It is, by now, common practice for financial institutions (and other businesses as well) to adopt and maintain comprehensive and costly Anti-Money Laundering (AML) and Office of Foreign Assets Control (OFAC) compliance programs, to train their employees on AML/OFAC compliance generally and those in-house programs in particular, and periodically to update all of these. In recent remarksdelivered at Columbia Law School, New York Superintendent of Financial Services Benjamin Lawsky decried what he considers to be pervasive compliance shortcomings in this area. Mr. Lawsky proposed that senior executives attest to the adequacy of their institutions’ compliance systems in a manner analogous to Sarbanes-Oxley verifications about the correctness of a public company’s financial statements and the effectiveness of its internal controls. Mr. Lawsky’s proposal, if instituted, would hold individual bank executives personally responsible for their employers’ AML/OFAC compliance system shortcomings.
One can see where Mr. Lawsky is coming from. Recent years have witnessed federal and state fines and civil penalties in the hundreds of millions – and even in some cases billions – for widespread violations of AML and OFAC requirements by financial institutions, predominantly foreign banks. Many of those fines and penalties, as we have previously noted here and here, have been levied by Mr. Lawsky’s own agency, the New York Department of Financial Services (DFS).
Mr. Lawsky does not regard these enormous penalties levied solely against institutions as adequate deterrence, telling the audience at Columbia, “A whack-a-mole approach – simply bringing enforcement actions when we find problems – is not, by itself, enough.

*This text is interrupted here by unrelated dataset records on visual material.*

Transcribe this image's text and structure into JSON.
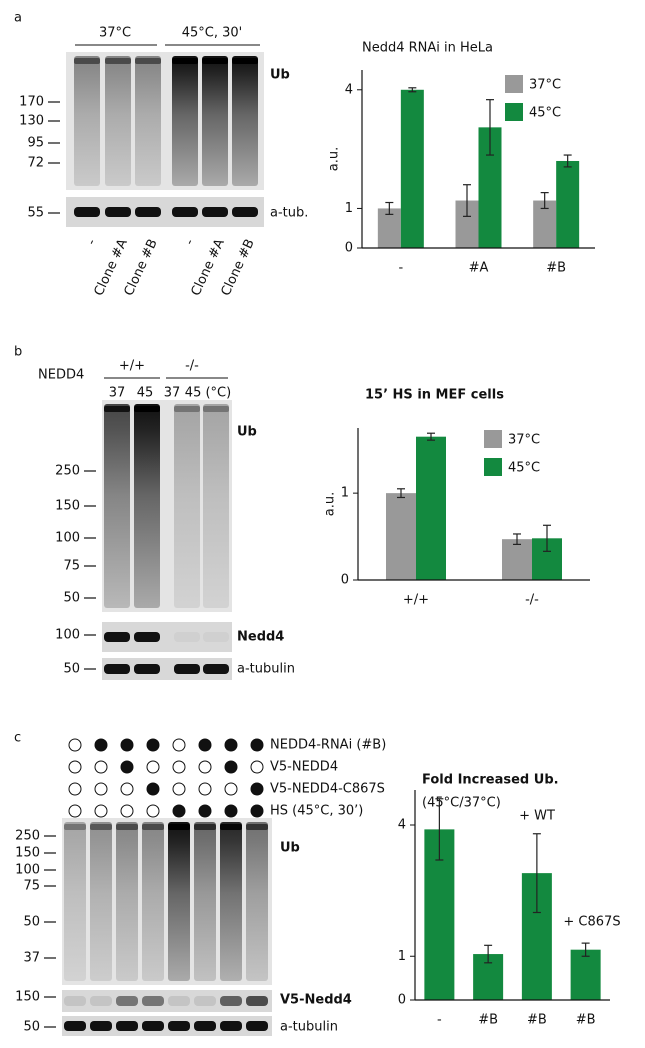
{
  "panels": [
    {
      "letter": "a",
      "groups": [
        "37°C",
        "45°C, 30'"
      ],
      "blots": [
        {
          "label": "Ub",
          "markers": [
            170,
            130,
            95,
            72
          ]
        },
        {
          "label": "a-tub.",
          "markers": [
            55
          ]
        }
      ],
      "lanes": [
        "-",
        "Clone #A",
        "Clone #B",
        "-",
        "Clone #A",
        "Clone #B"
      ]
    },
    {
      "letter": "b",
      "row_label": "NEDD4",
      "groups": [
        "+/+",
        "-/-"
      ],
      "lanes": [
        "37",
        "45",
        "37",
        "45 (°C)"
      ],
      "blots": [
        {
          "label": "Ub",
          "markers": [
            250,
            150,
            100,
            75,
            50
          ]
        },
        {
          "label": "Nedd4",
          "markers": [
            100
          ]
        },
        {
          "label": "a-tubulin",
          "markers": [
            50
          ]
        }
      ]
    },
    {
      "letter": "c",
      "conditions": [
        {
          "label": "NEDD4-RNAi (#B)",
          "lanes": [
            false,
            true,
            true,
            true,
            false,
            true,
            true,
            true
          ]
        },
        {
          "label": "V5-NEDD4",
          "lanes": [
            false,
            false,
            true,
            false,
            false,
            false,
            true,
            false
          ]
        },
        {
          "label": "V5-NEDD4-C867S",
          "lanes": [
            false,
            false,
            false,
            true,
            false,
            false,
            false,
            true
          ]
        },
        {
          "label": "HS (45°C, 30’)",
          "lanes": [
            false,
            false,
            false,
            false,
            true,
            true,
            true,
            true
          ]
        }
      ],
      "blots": [
        {
          "label": "Ub",
          "markers": [
            250,
            150,
            100,
            75,
            50,
            37
          ]
        },
        {
          "label": "V5-Nedd4",
          "markers": [
            150
          ]
        },
        {
          "label": "a-tubulin",
          "markers": [
            50
          ]
        }
      ]
    }
  ],
  "chart_data": [
    {
      "type": "bar",
      "title": "Nedd4 RNAi  in HeLa",
      "y_label": "a.u.",
      "categories": [
        "-",
        "#A",
        "#B"
      ],
      "series": [
        {
          "name": "37°C",
          "color": "#999999",
          "values": [
            1.0,
            1.2,
            1.2
          ],
          "errors": [
            0.15,
            0.4,
            0.2
          ]
        },
        {
          "name": "45°C",
          "color": "#13893f",
          "values": [
            4.0,
            3.05,
            2.2
          ],
          "errors": [
            0.05,
            0.7,
            0.15
          ]
        }
      ],
      "ylim": [
        0,
        4.5
      ],
      "yticks": [
        0,
        1,
        4
      ],
      "legend": "upper right"
    },
    {
      "type": "bar",
      "title": "15’ HS in MEF cells",
      "y_label": "a.u.",
      "categories": [
        "+/+",
        "-/-"
      ],
      "series": [
        {
          "name": "37°C",
          "color": "#999999",
          "values": [
            1.0,
            0.47
          ],
          "errors": [
            0.05,
            0.06
          ]
        },
        {
          "name": "45°C",
          "color": "#13893f",
          "values": [
            1.65,
            0.48
          ],
          "errors": [
            0.04,
            0.15
          ]
        }
      ],
      "ylim": [
        0,
        1.75
      ],
      "yticks": [
        0,
        1
      ],
      "legend": "upper right"
    },
    {
      "type": "bar",
      "title": "Fold Increased Ub.",
      "subtitle": "(45°C/37°C)",
      "categories": [
        "-",
        "#B",
        "#B",
        "#B"
      ],
      "series": [
        {
          "color": "#13893f",
          "values": [
            3.9,
            1.05,
            2.9,
            1.15
          ],
          "errors": [
            0.7,
            0.2,
            0.9,
            0.15
          ]
        }
      ],
      "annotations": [
        "+ WT",
        "+ C867S"
      ],
      "ylim": [
        0,
        4.8
      ],
      "yticks": [
        0,
        1,
        4
      ]
    }
  ]
}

Particularly because we believe there are likely widespread problems with transaction monitoring and filtering systems throughout the [financial services] industry.”
As evidence of these “problems,” he pointed to an independent monitor’s finding that a bank had failed to flag literally millions of suspicious transactions. “We basically ran the company’s transactions through our own filtering system and compared the results. This was a new approach. In the past, regulators have largely relied on self-reporting by firms that discover… that banned transactions occurred for some reason. What regulators have not done is actively tested the effectiveness of the filtering systems banks are using. That needs to change.” Thus DFS may also initiate random audits of companies’ AML systems to test whether they are successfully flagging suspicious transactions.